Pelo direito ao descanso dos moradores de Paranhos e ao fim dos desacatos provocados por um grupo específico de estudantes
Para: Câmara Municipal do Porto e Junta de freguesia de Paranhos
Perante a degradação das boas regras de convivência e civismo na zona de Paranhos, em especial nas zonas adjacentes ao Jardim de Arca de Água, pedimos a intervenção urgente da Câmara Municipal do Porto e da Junta de freguesia de Paranhos, no sentido de pôr fim a este clima de terror e mal-estar crescentes.
De há pelo menos 2 anos para cá, temos assistido à prática de atos por parte de um grupo de estudantes franceses de uma conhecida Universidade Privada, que se traduzem de forma sistemática e repetida na perturbação do direito ao repouso dos habitantes da zona, na produção de danos materiais nos edifícios onde residem, bem como na prática de atos que colocam em causa a segurança dos mesmos.
Todos estes atos estão, em parte, relacionados com práticas religiosas que colidem de forma inaceitável e grave com os direitos dos demais moradores.
Os prédios destinam-se à habitação. Constatámos, porém, que os membros deste grupo se reúnem alternadamente nos apartamentos do prédio onde residem, na 6.ª feira à noite e no Sábado (período especial religioso para aquele grupo). São grandes ajuntamentos de pessoas de dentro e fora dos prédios respetivos, onde se fazem cânticos e percussão de caráter religioso que produzem um ruído elevado. Esta prática tem violado de forma grave e reiterada não só o direito ao descanso dos restantes moradores da zona, a lei do ruído, como ainda corresponde a um uso das frações para fins não permitidos por lei (prática de culto religioso).
Os membros deste mesmo grupo têm também a prática religiosa de não utilização de eletricidade no referido período de 6.ª à noite a Sábado. Por causa dessa prática religiosa, as portas exteriores com abertura com tags, são deixadas deliberadamente abertas, permitindo assim que qualquer pessoa ali entre. Também foram por várias vezes danificadas portas, com o corte de fios elétricos para abertura de fecho magnético de portas, uso de bandas para neutralizar o fecho magnético das mesmas e inutilização de puxadores de portas.
Dado os assaltos nesta zona, os moradores receiam pela segurança do prédio onde residem e pela integridade física das suas pessoas, família e bens.
Toda esta factualidade tem provocado séria perturbação na vida dos moradores que repetidamente têm que verificar se as portas estão fechadas, fechando-as vezes sem conta, nomeadamente no final da noite e madrugada.

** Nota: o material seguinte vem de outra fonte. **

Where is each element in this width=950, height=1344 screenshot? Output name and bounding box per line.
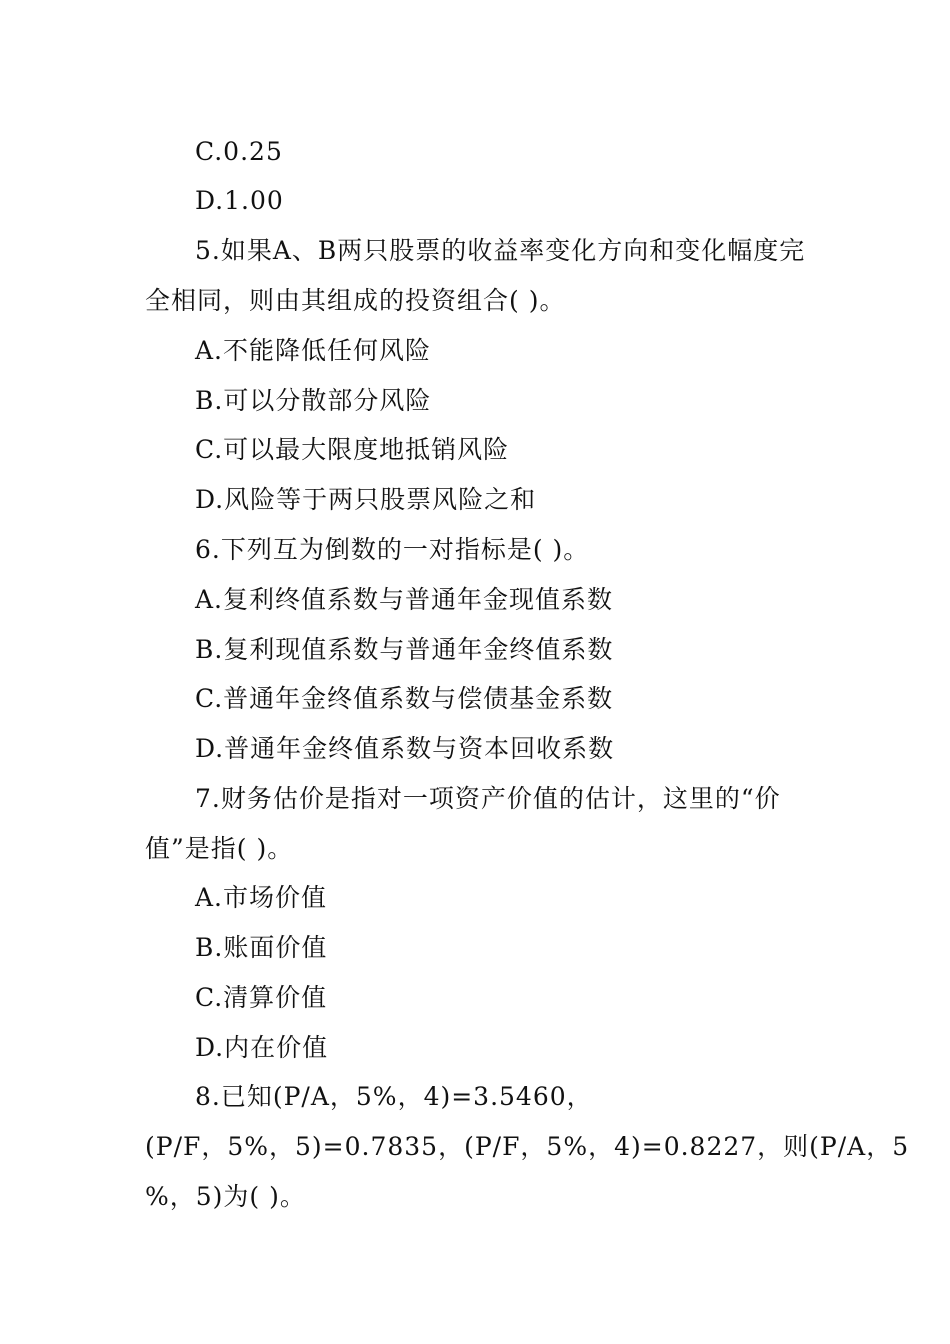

Da mesma forma, porque as práticas religiosas dos membros deste grupo não permitem o uso da campainha do prédio ou o telemóvel, têm o hábito de gritar a partir da rua para que lhes venham abrir a porta, mesmo durante a madrugada, com grave perturbação uma vez mais do direito ao sossego dos moradores.
Para além do relatado, são ainda observados comportamentos que denotam total ausência de civismo, falta de urbanidade e por vezes passíveis de lesar a integridade física dos pessoas (como atirar objectos da varanda - latas de cerveja, beatas de cigarro - e urinar dentro dos prédios).
Tentada a via do diálogo, por diversas vezes, são rudes, mal-educados e não cessam estes comportamentos que provocam um mal-estar crescente na zona.
Todos os credos religiosos ou a ausência deles são permitidos em Portugal. Mas vivemos num Estado Laico onde a Lei que regula o Estado não é religiosa. E todos temos que obedecer à lei, não impondo práticas religiosas ou outras, que entrem diretamente em conflito com os princípios mais básicos de convivência social, como o direito ao descanso e à segurança.
A esquadra da PSP do Bom Pastor, está perfeitamente ciente desta situação, incluindo o próprio Comandante, uma vez que são inúmeras vezes chamados aos locais onde o ruído é excessivo, impedindo o legítimo descanso dos moradores. Por vezes, na mesma noite, são chamados mais do que uma vez ao mesmo local. Muitas vezes, a própria polícia é confrontada e gozada por estes indivíduos, que não acatam ordens, nem respeitam os princípios básicos de convivência em sociedade.
Nós, habitantes desta zona, não iremos mais permitir a perpetuação deste tipo de comportamentos e exigimos que a Câmara do Porto, em conjunto com a Junta de freguesia de Paranhos tomem as devidas medidas para salvaguardar o nosso direito de viver em paz e tranquilidade.